Palmer é o que poderia se chamar de cidadão americano comum, com uma profissão próspera, uma família, e uma vida relativamente rotineira, salvo pelo hobby macabro de matar, que ele julga perfeitamente normal. Numa carta de justificativa pelo assassinato de Cecil, ele não se desculpa pelo fato de ter matado um animal de forma tão cruel, mas por não saber que “Cecil era um favorito local”. Matar por hobby, diz Palmer na carta, é uma “atividade que amo e pratico com toda a responsabilidade”.
O dentista de Minnesota não é o único apaixonado por uma atividade que se resume a matar covardemente um animal indefeso. Milhares de pessoas compartilham dessa macabra paixão, que tira a vida de cerca de 600 leões anônimos por ano na África. No Quênia, o último rinoceronte macho branco do mundo é vigiado 24 horas por dia por guardas armados a fim de protegê-lo dos caçadores. Já sem o chifre, retirado para que ele não tivesse valor para os caçadores comerciais, Sudan – esse é o nome do rinoceronte – hoje é cobiçado apenas porque se transformou numa espécie de troféu de caça, e por isso precisa ser protegido permanentemente. O último rinoceronte branco do planeta tem duas companheiras fêmeas, e de seu acasalamento depende a sobrevivência da espécie.

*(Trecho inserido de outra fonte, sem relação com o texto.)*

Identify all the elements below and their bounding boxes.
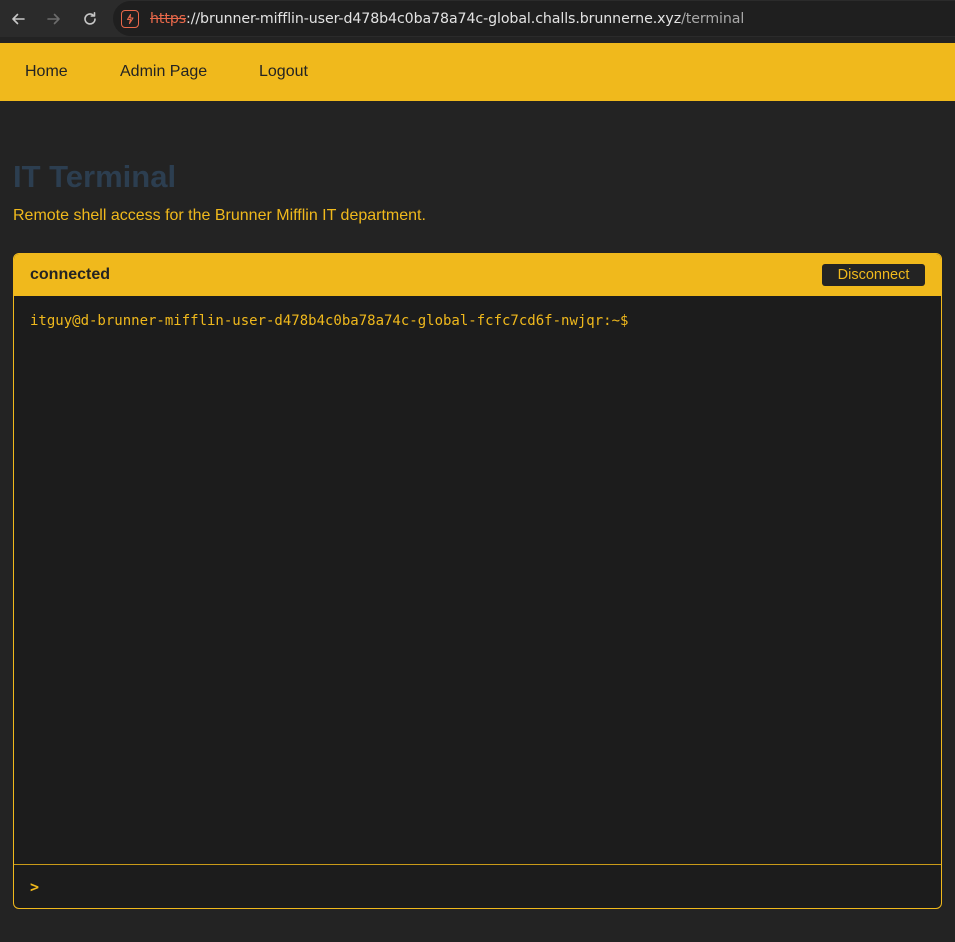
forward-button[interactable] [36, 0, 72, 37]
terminal-header: connected Disconnect [14, 254, 941, 296]
nav-link-admin[interactable]: Admin Page [120, 63, 207, 81]
terminal-panel: connected Disconnect itguy@d-brunner-mif… [13, 253, 942, 909]
nav-link-logout[interactable]: Logout [259, 63, 308, 81]
address-bar[interactable]: https://brunner-mifflin-user-d478b4c0ba7… [113, 1, 955, 36]
connection-status: connected [30, 266, 111, 283]
page-subtitle: Remote shell access for the Brunner Miff… [13, 207, 426, 224]
url-host: ://brunner-mifflin-user-d478b4c0ba78a74c… [186, 10, 682, 27]
url-scheme: https [150, 10, 187, 27]
page-title: IT Terminal [13, 159, 177, 194]
arrow-right-icon [47, 13, 60, 24]
nav-link-home[interactable]: Home [25, 63, 68, 81]
browser-toolbar: https://brunner-mifflin-user-d478b4c0ba7… [0, 0, 955, 37]
url-path: /terminal [681, 10, 745, 27]
top-navigation: Home Admin Page Logout [0, 43, 955, 101]
back-button[interactable] [0, 0, 36, 37]
disconnect-button[interactable]: Disconnect [822, 264, 925, 286]
reload-icon [84, 11, 96, 25]
arrow-left-icon [12, 13, 25, 24]
url-text: https://brunner-mifflin-user-d478b4c0ba7… [150, 11, 744, 27]
command-input[interactable] [47, 871, 941, 902]
reload-button[interactable] [72, 0, 108, 37]
insecure-site-icon[interactable] [121, 9, 139, 28]
prompt-symbol: > [30, 877, 40, 896]
terminal-input-row: > [14, 865, 941, 908]
terminal-output: itguy@d-brunner-mifflin-user-d478b4c0ba7… [14, 296, 941, 865]
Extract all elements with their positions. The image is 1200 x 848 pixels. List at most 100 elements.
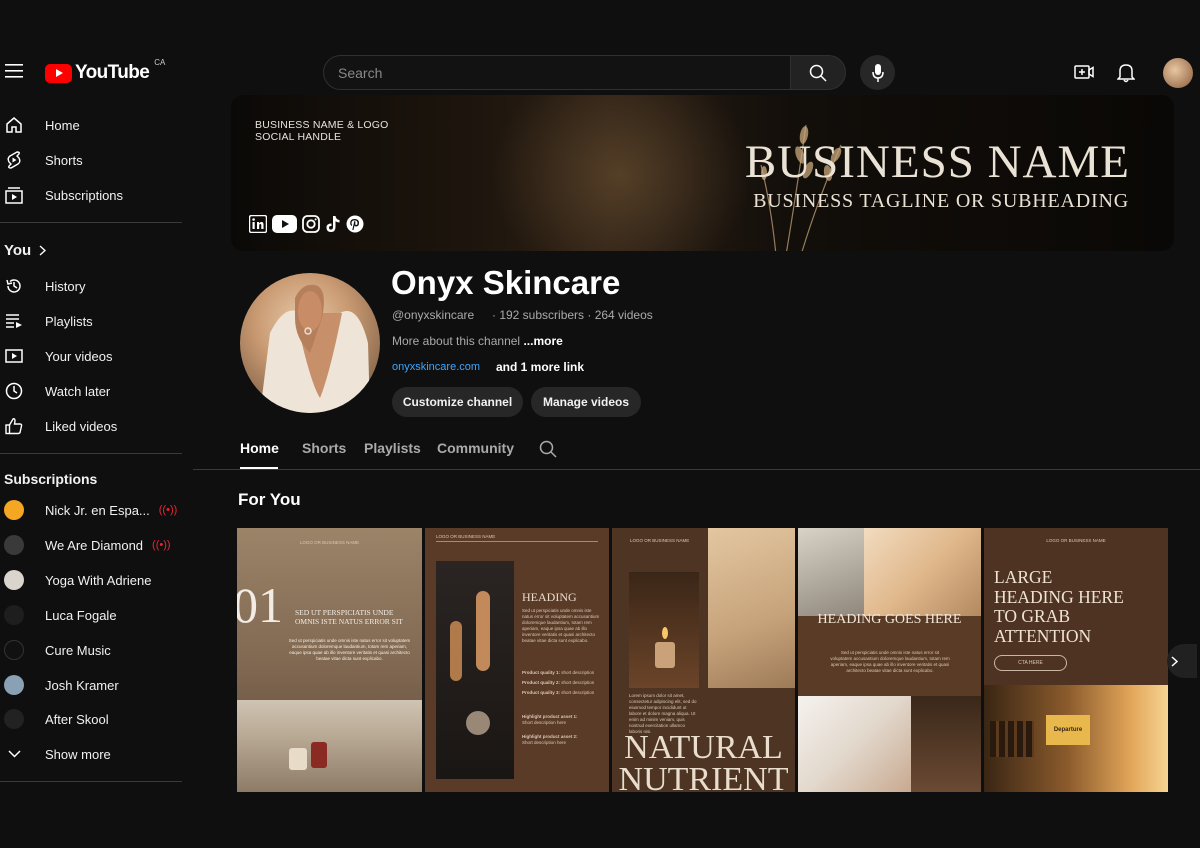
tab-home[interactable]: Home: [240, 440, 279, 456]
sidebar-item-label: We Are Diamond: [45, 537, 144, 553]
channel-avatar: [4, 675, 24, 695]
banner-glow: [491, 95, 751, 251]
card-photo-coffee: [798, 528, 864, 616]
channel-avatar: [4, 535, 24, 555]
card-product-qualities: Product quality 1: short description Pro…: [522, 670, 602, 746]
sidebar-show-more[interactable]: Show more: [0, 737, 190, 771]
banner-small-line: SOCIAL HANDLE: [255, 131, 342, 143]
product-quality-desc: short description: [561, 690, 595, 695]
channel-avatar: [4, 500, 24, 520]
voice-search-button[interactable]: [860, 55, 895, 90]
sidebar-item-shorts[interactable]: Shorts: [0, 143, 190, 177]
video-card-2[interactable]: LOGO OR BUSINESS NAME HEADING Sed ut per…: [425, 528, 609, 792]
card-heading: SED UT PERSPICIATIS UNDE OMNIS ISTE NATU…: [295, 608, 420, 626]
more-about-link[interactable]: ...more: [523, 334, 562, 348]
video-card-3[interactable]: LOGO OR BUSINESS NAME Lorem ipsum dolor …: [612, 528, 795, 792]
channel-search-icon[interactable]: [539, 440, 557, 458]
channel-avatar: [4, 709, 24, 729]
microphone-icon: [871, 63, 884, 82]
sidebar-item-label: Playlists: [45, 313, 93, 329]
channel-description[interactable]: More about this channel ...more: [392, 334, 563, 348]
card-heading-line: TO GRAB: [994, 606, 1071, 626]
pinterest-icon: [346, 215, 364, 233]
chevron-down-icon: [4, 744, 24, 764]
sidebar-subscription-luca-fogale[interactable]: Luca Fogale: [0, 598, 190, 632]
product-quality-desc: short description: [561, 680, 595, 685]
thumbs-up-icon: [4, 416, 24, 436]
card-heading-line: OMNIS ISTE NATUS ERROR SIT: [295, 617, 403, 626]
sidebar-subscription-cure-music[interactable]: Cure Music: [0, 633, 190, 667]
cta-button[interactable]: CTA HERE: [994, 655, 1067, 671]
card-number: 01: [237, 577, 283, 633]
product-box-label: Departure: [1053, 727, 1083, 733]
card-logo-label: LOGO OR BUSINESS NAME: [299, 540, 360, 545]
search-input[interactable]: [338, 64, 791, 81]
sidebar-item-label: Nick Jr. en Espa...: [45, 502, 150, 518]
tab-shorts[interactable]: Shorts: [302, 440, 346, 456]
tab-playlists[interactable]: Playlists: [364, 440, 421, 456]
sidebar-item-history[interactable]: History: [0, 269, 190, 303]
sidebar-subscription-josh-kramer[interactable]: Josh Kramer: [0, 668, 190, 702]
channel-avatar-photo: [260, 284, 370, 413]
channel-avatar[interactable]: [240, 273, 380, 413]
tab-community[interactable]: Community: [437, 440, 514, 456]
sidebar-subscription-we-are-diamond[interactable]: We Are Diamond ((•)): [0, 528, 190, 562]
sidebar-item-home[interactable]: Home: [0, 108, 190, 142]
live-broadcast-icon: ((•)): [152, 539, 171, 551]
card-heading-line: HEADING HERE: [994, 586, 1124, 607]
sidebar-item-liked-videos[interactable]: Liked videos: [0, 409, 190, 443]
sidebar-item-playlists[interactable]: Playlists: [0, 304, 190, 338]
more-links-button[interactable]: and 1 more link: [496, 360, 584, 374]
search-box: [323, 55, 791, 90]
banner-business-label: BUSINESS NAME & LOGO SOCIAL HANDLE: [255, 119, 389, 143]
country-code: CA: [154, 58, 166, 67]
create-video-icon[interactable]: [1074, 63, 1094, 81]
sidebar-subscription-nick-jr[interactable]: Nick Jr. en Espa... ((•)): [0, 493, 190, 527]
product-quality-label: Product quality 1:: [522, 670, 561, 675]
channel-avatar: [4, 605, 24, 625]
card-photo-brushes: [436, 561, 514, 779]
menu-icon[interactable]: [5, 64, 23, 80]
channel-name: Onyx Skincare: [391, 264, 621, 301]
search-button[interactable]: [790, 55, 846, 90]
sidebar-item-label: Subscriptions: [45, 187, 124, 203]
card-photo-vase: [911, 696, 981, 792]
card-heading-line: LARGE: [994, 567, 1053, 587]
product-quality-label: Product quality 3:: [522, 690, 561, 695]
you-heading-label: You: [4, 242, 32, 259]
video-card-4[interactable]: HEADING GOES HERE Sed ut perspiciatis un…: [798, 528, 981, 792]
sidebar-subscription-after-skool[interactable]: After Skool: [0, 702, 190, 736]
you-section-heading[interactable]: You: [4, 242, 47, 259]
sidebar-item-subscriptions[interactable]: Subscriptions: [0, 178, 190, 212]
sidebar-item-watch-later[interactable]: Watch later: [0, 374, 190, 408]
card-photo-plant: [708, 528, 795, 688]
account-avatar[interactable]: [1163, 58, 1193, 88]
sidebar-subscription-yoga-with-adriene[interactable]: Yoga With Adriene: [0, 563, 190, 597]
youtube-social-icon: [272, 215, 297, 233]
video-card-5[interactable]: LOGO OR BUSINESS NAME LARGE HEADING HERE…: [984, 528, 1168, 792]
carousel-next-button[interactable]: [1167, 644, 1197, 678]
sidebar-divider: [0, 222, 182, 223]
manage-videos-button[interactable]: Manage videos: [531, 387, 641, 417]
card-logo-label: LOGO OR BUSINESS NAME: [630, 538, 690, 543]
channel-handle: @onyxskincare: [392, 308, 475, 322]
card-heading-line: SED UT PERSPICIATIS UNDE: [295, 608, 394, 617]
youtube-logo[interactable]: YouTube CA: [45, 58, 165, 84]
highlight-asset-desc: Short description here: [522, 740, 567, 745]
channel-website-link[interactable]: onyxskincare.com: [392, 361, 480, 373]
video-card-1[interactable]: LOGO OR BUSINESS NAME 01 SED UT PERSPICI…: [237, 528, 422, 792]
card-divider: [436, 541, 598, 542]
sidebar-item-label: Home: [45, 117, 80, 133]
card-body-text: Sed ut perspiciatis unde omnis iste natu…: [288, 638, 411, 661]
sidebar-item-your-videos[interactable]: Your videos: [0, 339, 190, 373]
card-photo-shadow: [864, 528, 981, 616]
channel-avatar: [4, 640, 24, 660]
youtube-play-icon: [45, 63, 72, 83]
notifications-bell-icon[interactable]: [1117, 63, 1135, 83]
section-title: For You: [238, 490, 301, 509]
playlists-icon: [4, 311, 24, 331]
home-icon: [4, 115, 24, 135]
candle-icon: [311, 742, 327, 768]
channel-avatar: [4, 570, 24, 590]
customize-channel-button[interactable]: Customize channel: [392, 387, 523, 417]
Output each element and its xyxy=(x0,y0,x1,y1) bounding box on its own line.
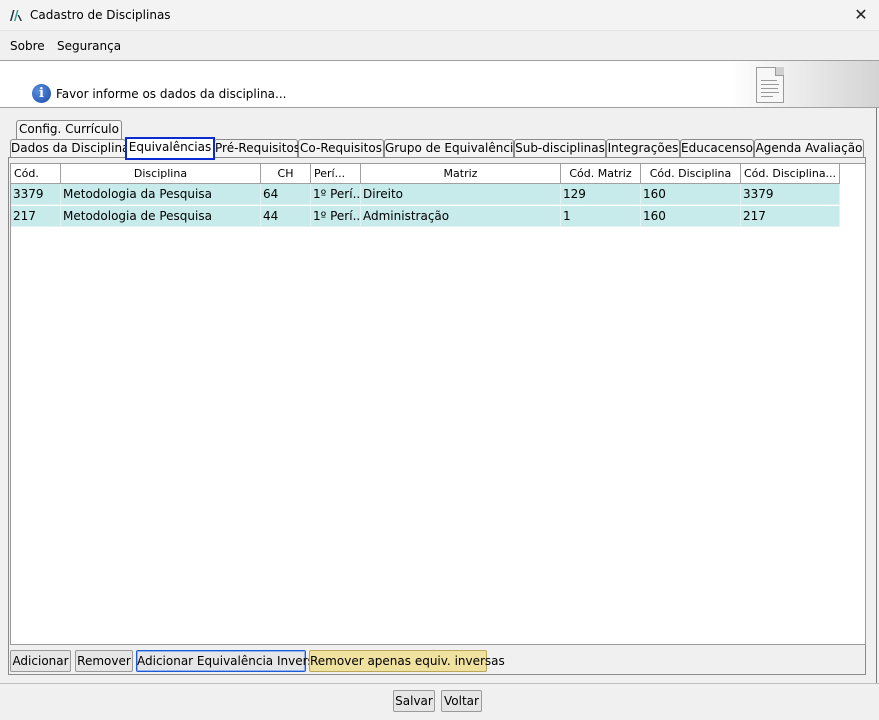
table-cell: Metodologia da Pesquisa xyxy=(61,184,261,205)
column-header[interactable]: Matriz xyxy=(361,164,561,184)
column-header[interactable]: CH xyxy=(261,164,311,184)
tab-integracoes[interactable]: Integrações xyxy=(606,139,680,158)
table-cell: 217 xyxy=(11,206,61,227)
info-message: Favor informe os dados da disciplina... xyxy=(56,87,287,101)
menu-seguranca[interactable]: Segurança xyxy=(57,39,121,53)
menu-sobre[interactable]: Sobre xyxy=(10,39,45,53)
table-cell: 3379 xyxy=(741,184,840,205)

Sem os “Senhores Supremos” da ficção de Clarke, estamos condenados à nossa própria sorte na missão de evoluir como espécie. Entre outras necessidades, ela será inviável sem uma revisão de paixões assassinas como a de Palmer. Sem alguém que nos faça sentir na própria carne a dor que causamos no outro, a matança sem sentido vai continuar até que o último animal sobre a Terra esteja extinto. Incluindo nós mesmos.